Il faisait un cours d'accouchement chez un homme célèbre appelé Grégoire88. Ce Grégoire croyait sérieusement qu'un enfant qui mourait sans qu'on lui eût jeté un peu d'eau froide sur la tête, en prononçant certains mots, était fort à plaindre dans l'autre monde; en conséquence, dans tous les accouchements laborieux, il baptisait l'enfant dans le sein de la mère; oui, dans le sein de la mère. Or savez-vous comment il s'y prenait? D'abord il prononçait la formule: Enfant, je te baptise; puis il remplissait d'eau sa bouche qu'il appliquait convenablement, soufflant son eau le plus loin qu'il pouvait; en s'essuyant ensuite les lèvres avec une serviette, il disait: «Il n'en faut que la cent millième partie d'une goutte pour faire un ange.»

Le Baron et Mme d'Aine sont rentrés presque en même temps que nous. Le piquet s'est fait. Nous avons bien soupé. Après souper, encore un peu de causerie, et puis bonsoir.

Je ne vous ai pas dit qu'avant de quitter Paris j'ai vu l'ami Gaschon. Dieu! combien nous avons parlé de la mère et des deux filles! Vous auriez été trop aise d'être derrière la tapisserie et de nous entendre. Ô mon amie! conservez toujours la franchise de votre caractère; augmentez-la s'il se peut, afin que vous ayez la confiance, l'estime et la vénération de tous ceux qui vous entourent. Que si vous veniez jamais à disparaître d'au milieu d'eux, ils soient vains de vous avoir connue: qu'ils s'entretiennent longtemps de vous; qu'ils s'en entretiennent toujours avec éloge et regret; et qu'ils ajoutent: Eh bien! le philosophe Diderot fut, de tous les hommes qui eurent le bonheur de la connaître, celui qu'elle aima le plus.

J'ai chargé M. Gaschon de faire ma paix avec Mlle Boileau, et il m'a promis d'y mettre tout son savoir. L'affaire avec M. Bouret est au même point. J'ai eu beaucoup de plaisir à l'entendre donner au diable tous ces gens à fausses protestations. Il ne fera pas le voyage d'Isle; il m'a dit qu'il s'en était accusé auprès de madame votre mère. Voilà tout ce que j'ai fait depuis que je n'ai entendu parler de vous. D'où vient donc ce silence? Votre sœur remplit-elle si exactement les moments que vous dérobez à votre mère que vous ne puissiez plus m'en donner un seul!
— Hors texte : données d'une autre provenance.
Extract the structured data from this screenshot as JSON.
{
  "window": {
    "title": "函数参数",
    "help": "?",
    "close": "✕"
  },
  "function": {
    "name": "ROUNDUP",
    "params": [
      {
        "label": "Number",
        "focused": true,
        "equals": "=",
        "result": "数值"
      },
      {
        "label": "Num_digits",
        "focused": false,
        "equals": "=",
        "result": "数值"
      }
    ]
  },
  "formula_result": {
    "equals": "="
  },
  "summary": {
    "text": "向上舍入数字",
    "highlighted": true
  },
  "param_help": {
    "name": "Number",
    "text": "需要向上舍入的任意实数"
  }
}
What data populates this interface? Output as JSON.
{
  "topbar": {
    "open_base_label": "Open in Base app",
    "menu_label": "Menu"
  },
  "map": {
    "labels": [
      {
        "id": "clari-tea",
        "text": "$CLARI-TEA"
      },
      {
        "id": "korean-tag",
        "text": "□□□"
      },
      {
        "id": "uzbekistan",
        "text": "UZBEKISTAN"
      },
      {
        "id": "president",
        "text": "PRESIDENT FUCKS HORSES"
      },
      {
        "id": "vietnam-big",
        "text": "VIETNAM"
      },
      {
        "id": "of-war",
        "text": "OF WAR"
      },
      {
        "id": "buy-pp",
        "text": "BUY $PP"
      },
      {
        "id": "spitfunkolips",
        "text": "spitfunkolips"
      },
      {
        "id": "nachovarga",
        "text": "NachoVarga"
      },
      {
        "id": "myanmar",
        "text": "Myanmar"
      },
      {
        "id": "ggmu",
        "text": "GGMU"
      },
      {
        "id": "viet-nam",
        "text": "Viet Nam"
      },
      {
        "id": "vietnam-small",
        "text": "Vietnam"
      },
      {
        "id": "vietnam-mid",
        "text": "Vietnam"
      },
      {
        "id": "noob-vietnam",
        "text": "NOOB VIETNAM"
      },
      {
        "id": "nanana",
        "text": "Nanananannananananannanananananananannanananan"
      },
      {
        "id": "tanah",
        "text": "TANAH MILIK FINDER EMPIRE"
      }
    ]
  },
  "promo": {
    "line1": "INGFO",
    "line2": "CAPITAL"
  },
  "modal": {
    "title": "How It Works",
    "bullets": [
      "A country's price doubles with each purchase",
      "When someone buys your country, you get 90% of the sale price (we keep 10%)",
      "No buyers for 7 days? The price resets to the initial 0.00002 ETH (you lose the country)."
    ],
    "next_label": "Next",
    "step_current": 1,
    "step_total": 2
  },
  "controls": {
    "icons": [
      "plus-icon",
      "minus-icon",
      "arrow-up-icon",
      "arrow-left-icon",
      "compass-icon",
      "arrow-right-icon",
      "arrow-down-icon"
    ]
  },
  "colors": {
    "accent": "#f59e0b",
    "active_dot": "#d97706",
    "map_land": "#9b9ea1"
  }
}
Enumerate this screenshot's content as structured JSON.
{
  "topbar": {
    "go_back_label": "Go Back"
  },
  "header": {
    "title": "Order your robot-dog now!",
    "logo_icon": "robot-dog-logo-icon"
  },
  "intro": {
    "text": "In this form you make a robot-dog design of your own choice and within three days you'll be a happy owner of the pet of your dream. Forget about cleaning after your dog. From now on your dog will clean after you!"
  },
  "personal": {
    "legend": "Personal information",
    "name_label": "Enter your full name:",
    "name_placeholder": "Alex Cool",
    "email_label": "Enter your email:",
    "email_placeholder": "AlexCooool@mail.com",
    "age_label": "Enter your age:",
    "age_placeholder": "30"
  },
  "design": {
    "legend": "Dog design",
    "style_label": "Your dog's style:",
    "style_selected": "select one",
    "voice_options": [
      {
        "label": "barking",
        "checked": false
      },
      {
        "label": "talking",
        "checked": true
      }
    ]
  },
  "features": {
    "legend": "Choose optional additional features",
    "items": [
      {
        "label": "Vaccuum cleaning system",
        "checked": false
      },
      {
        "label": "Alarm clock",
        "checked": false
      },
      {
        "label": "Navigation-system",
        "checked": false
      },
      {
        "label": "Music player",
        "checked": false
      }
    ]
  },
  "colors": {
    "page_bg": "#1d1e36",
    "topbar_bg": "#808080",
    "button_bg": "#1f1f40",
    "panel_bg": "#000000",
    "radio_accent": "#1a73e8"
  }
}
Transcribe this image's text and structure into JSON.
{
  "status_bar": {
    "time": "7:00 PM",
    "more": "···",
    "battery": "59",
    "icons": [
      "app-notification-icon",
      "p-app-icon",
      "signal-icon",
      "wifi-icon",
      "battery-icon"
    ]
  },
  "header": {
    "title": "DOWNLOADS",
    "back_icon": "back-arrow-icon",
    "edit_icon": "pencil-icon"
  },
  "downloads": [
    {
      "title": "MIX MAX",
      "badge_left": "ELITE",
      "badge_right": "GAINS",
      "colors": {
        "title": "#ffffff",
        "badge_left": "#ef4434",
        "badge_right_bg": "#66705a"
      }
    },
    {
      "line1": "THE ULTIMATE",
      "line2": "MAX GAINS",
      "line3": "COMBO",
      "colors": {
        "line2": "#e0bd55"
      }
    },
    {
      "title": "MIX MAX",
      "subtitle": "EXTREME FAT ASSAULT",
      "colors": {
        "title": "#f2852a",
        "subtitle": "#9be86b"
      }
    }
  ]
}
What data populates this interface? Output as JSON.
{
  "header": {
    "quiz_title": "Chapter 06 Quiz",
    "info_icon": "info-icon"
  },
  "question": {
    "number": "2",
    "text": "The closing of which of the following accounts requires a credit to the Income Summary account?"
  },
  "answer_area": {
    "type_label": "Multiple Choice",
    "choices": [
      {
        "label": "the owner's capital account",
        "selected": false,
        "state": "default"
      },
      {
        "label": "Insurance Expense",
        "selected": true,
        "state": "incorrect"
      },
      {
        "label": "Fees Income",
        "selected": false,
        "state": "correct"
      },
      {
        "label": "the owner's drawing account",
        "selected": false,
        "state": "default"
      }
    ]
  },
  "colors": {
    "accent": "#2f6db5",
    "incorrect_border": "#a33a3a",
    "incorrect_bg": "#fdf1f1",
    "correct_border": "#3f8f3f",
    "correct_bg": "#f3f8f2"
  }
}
Je ne sais quand cette lettre vous parviendra; cependant je vous écris toujours. Voici l'arrangement que j'ai pris avec Damilaville. Votre lettre reçue, il l'adressera à un de ses subalternes à Charenton. Ce subalterne remportera ma réponse qu'il mettra à la poste à Charenton pour Paris, à l'adresse de Damilaville, qui la contre-signera à l'adresse de M. Gillet. Voilà bien des allées et bien des venues. Si j'étais à Paris, je vous lirais à l'heure qu'il est, je vous répondrais; demain ma réponse serait à la boîte, et dans trois jours d'ici vous l'auriez.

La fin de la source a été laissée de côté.